Example: Daily Standup Reminder

# hooks/daily-standup.yaml
name: daily-standup
trigger:
  type: schedule
  cron: "0 9 * * 1-5"  # 9 AM, weekdays
actions:
  - skill: slack
    method: send-message
    params:
      channel: "#standups"
      text: "⏰ Daily standup time! Share your updates:"
      blocks:
        - type: section
          text: "What did you do yesterday? What will you do today? Any blockers?"
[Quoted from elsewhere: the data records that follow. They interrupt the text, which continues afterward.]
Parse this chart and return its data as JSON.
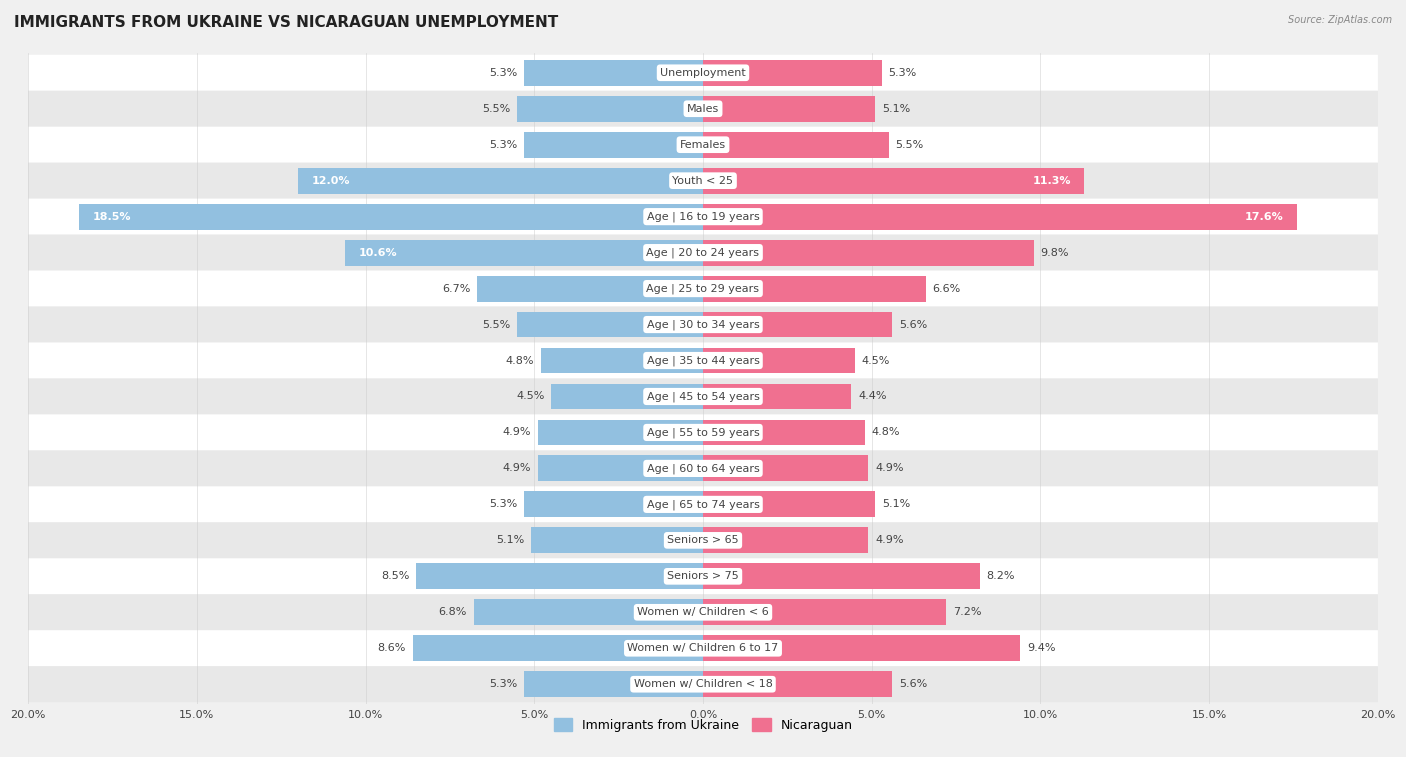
{
  "title": "IMMIGRANTS FROM UKRAINE VS NICARAGUAN UNEMPLOYMENT",
  "source": "Source: ZipAtlas.com",
  "categories": [
    "Unemployment",
    "Males",
    "Females",
    "Youth < 25",
    "Age | 16 to 19 years",
    "Age | 20 to 24 years",
    "Age | 25 to 29 years",
    "Age | 30 to 34 years",
    "Age | 35 to 44 years",
    "Age | 45 to 54 years",
    "Age | 55 to 59 years",
    "Age | 60 to 64 years",
    "Age | 65 to 74 years",
    "Seniors > 65",
    "Seniors > 75",
    "Women w/ Children < 6",
    "Women w/ Children 6 to 17",
    "Women w/ Children < 18"
  ],
  "ukraine_values": [
    5.3,
    5.5,
    5.3,
    12.0,
    18.5,
    10.6,
    6.7,
    5.5,
    4.8,
    4.5,
    4.9,
    4.9,
    5.3,
    5.1,
    8.5,
    6.8,
    8.6,
    5.3
  ],
  "nicaraguan_values": [
    5.3,
    5.1,
    5.5,
    11.3,
    17.6,
    9.8,
    6.6,
    5.6,
    4.5,
    4.4,
    4.8,
    4.9,
    5.1,
    4.9,
    8.2,
    7.2,
    9.4,
    5.6
  ],
  "ukraine_color": "#92c0e0",
  "nicaraguan_color": "#f07090",
  "ukraine_label": "Immigrants from Ukraine",
  "nicaraguan_label": "Nicaraguan",
  "x_max": 20.0,
  "background_color": "#f0f0f0",
  "row_color_light": "#ffffff",
  "row_color_dark": "#e8e8e8",
  "title_fontsize": 11,
  "label_fontsize": 8,
  "value_fontsize": 8,
  "legend_fontsize": 9,
  "axis_label_fontsize": 8
}
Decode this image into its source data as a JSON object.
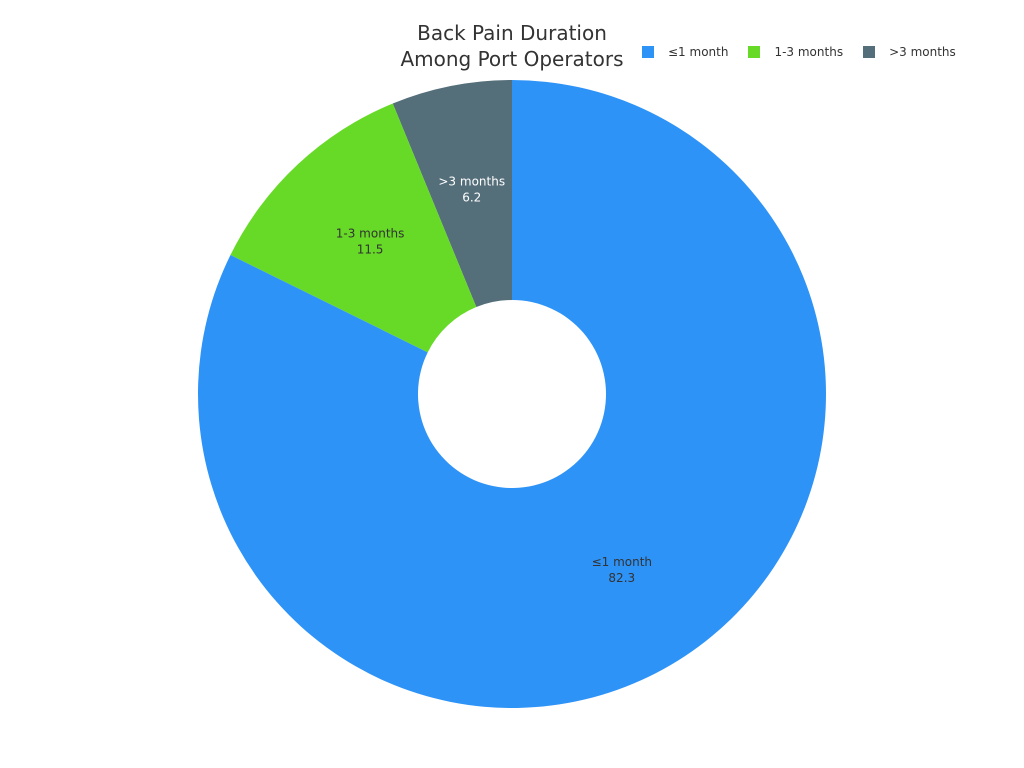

5. Advanced Patterns: Agent Teams

When to Use Teams

For complex tasks that require multiple specialized agents:

  • Research → Analyze → Report workflow
  • Code → Test → Deploy pipeline
  • Monitor → Alert → Resolve operations

Team Configuration

{
  "agents": {
    "researcher": {
      "model": "claude-sonnet-4-20250514",
      "role": "Researcher",
      "description": "Gathers information from web and documents",
      "skills": ["web-search", "read", "summarize"]
    },
    "analyst": {
      "model": "claude-sonnet-4-20250514",
      "role": "Analyst",
      "description": "Processes and analyzes data",
      "skills": ["code-executor", "python"]
    },
    "reporter": {
      "role": "Reporter",
      "description": "Formats and delivers results",
      "skills": ["markdown", "telegram", "slack"]
    }
  },
  "teams": {
    "market-research": {
      "members": ["researcher", "analyst", "reporter"],
      "workflow": "sequential",
      "maxIterations": 10
    }
  }
}

Team Communication

Agents in a team communicate via a shared context:

Researcher: Found 50 articles about AI trends
  ↓ (passes to)
Analyst: Identified top 10 patterns
  ↓ (passes to)
Reporter: Formatted into a newsletter

6. Skill Development Best Practices

1. Keep Skills Focused

Do: One skill = one responsibility Don't: Build a "do everything" skill

2. Handle Errors Gracefully

async execute(params, context) {
  try {
    // Main logic
  } catch (error) {
    return {
      success: false,
      error: error.message,
      // Helpful debug info
      debug: { params, timestamp: new Date() }
    };
  }
}

3. Document Thoroughly

Your skill.md should answer:

  • What does this skill do?
  • When should I use it?
  • What parameters does it need?
  • What does it return?

4. Test Incrementally

// Add a test mode
async execute(params, context) {
  if (params._test) {
    return { test: true, params, expected: "..." };
  }
  // Normal execution
}

5. Use Environment Variables for Secrets

// BAD: Hardcoded
const token = "secret-123";

// GOOD: From environment
const token = process.env.GITHUB_TOKEN;

// BEST: From context (injected by OpenClaw)
const token = context.env.GITHUB_TOKEN;

7. Publishing Your Skill

For Internal Use

Skills in ~/.openclaw/skills/ are automatically loaded.

For the Community

  1. Create a GitHub repo: openclaw-skill-[name]
  2. Include:
    • skill.md (required)
    • handler.js or handler.py
    • README.md
    • LICENSE
  3. Submit to OpenClaw Skills Hub

Conclusion

Skills are what transform OpenClaw from a chatbot into a true automation platform. Start with built-in skills, build a few custom ones for your specific needs, and soon you'll have an agent that works exactly how you want it to.